The illusionist message of Argentine president Cristina de Kirchner partly paralysed the upper echelons of farming sector, which won't decide future measures till Friday.

However, the rank and file continues next to roads, there are blocks in some areas and the farmer Alfredo De Angeli has stated that a grain strike will be staged (transport won't be blocked, but they will note down farmers sending cereals to market). In turn, truckers are threatening to carry out a general strike on roads as of today.

People bought twice as much as dollars and Argentine Central Bank (BCRA, in its Spanish acronym) sold $100 millions in the future. International reserves plummeted $150 millions in 24 hours.

Moreover, strong rejection is observed in provinces: they complain because, by paying more export tariffs, farmers deduct their Income Tax contribution that these districts receive.

The province of San Luis lodged an appeal before the Supreme Court of Justice because it's discriminated by national government, which has already been accepted and sent to the executive to give explanations. Meanwhile, the province of Cordoba is threatening to appeal to a similar measure. Moreover, differences arose in meeting held yesterday between president Cristina de Kirchner and Santa Fe governor Hermes Binner.

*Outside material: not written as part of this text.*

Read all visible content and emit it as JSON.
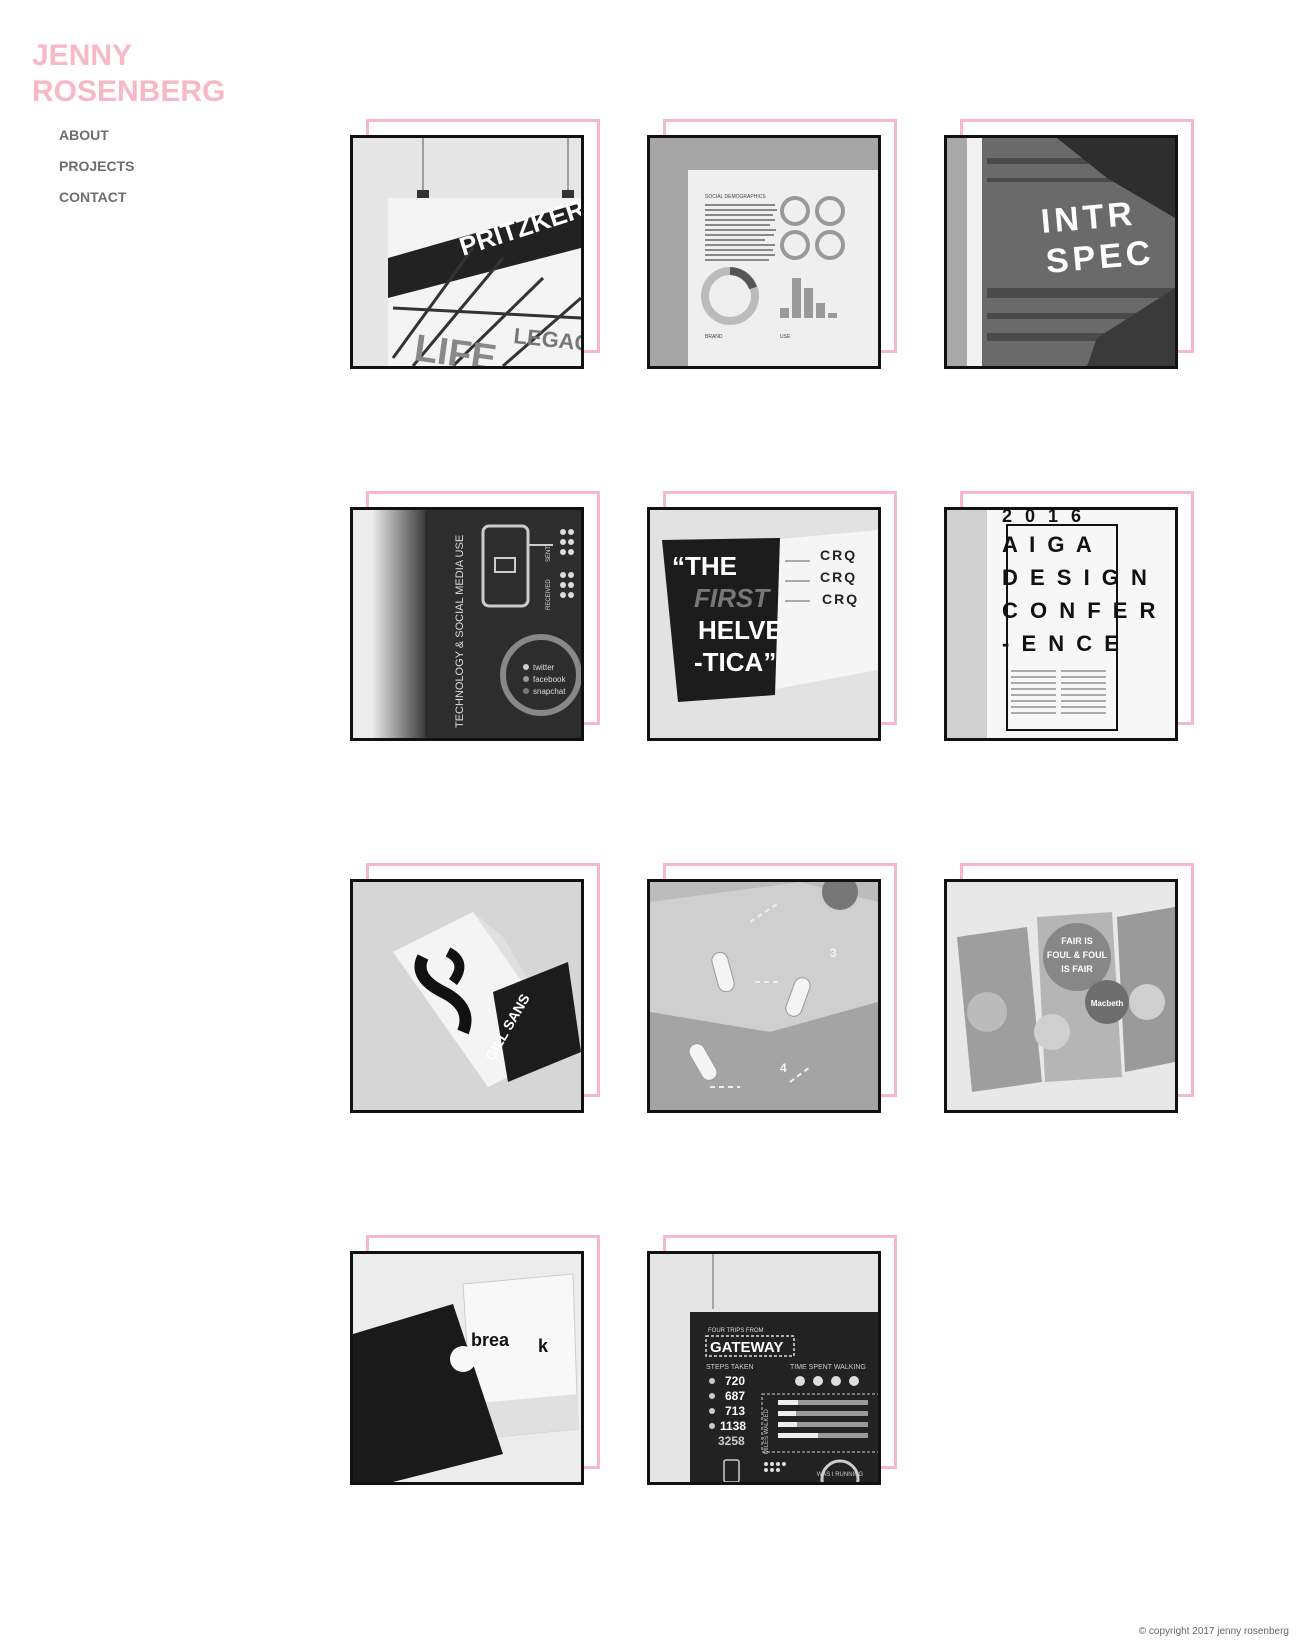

Another problem, this time a legislative one: the executive order grants works, funds and powers not envisaged by the Budget. It won't be legal and great discussion will be observed due to this interference. Moreover, according to many lawmakers, Cristina admitted an abuse in her speech, after saying that this is a demand on extra income. In this way, export tariff should be considered a violation of Argentine Constitution, since it must be approved by the Congress, rather than by a legislative office of Customs Code (as government said).

Several economists entertain themselves with the derivation of "sliding-scale". If promised future works are subjected to commodities prices, one should think of "sliding-scale" hospitals, "sliding-scale" housing, "sliding-scale" roads and "sliding-scale" schools. At least, their construction. It does not look serious.

Again, as an alternative, rumour has it that cabinet chief Alberto Fernandez will invite rural leaders to talk. By all appearances the 90 days of crisis stretch again.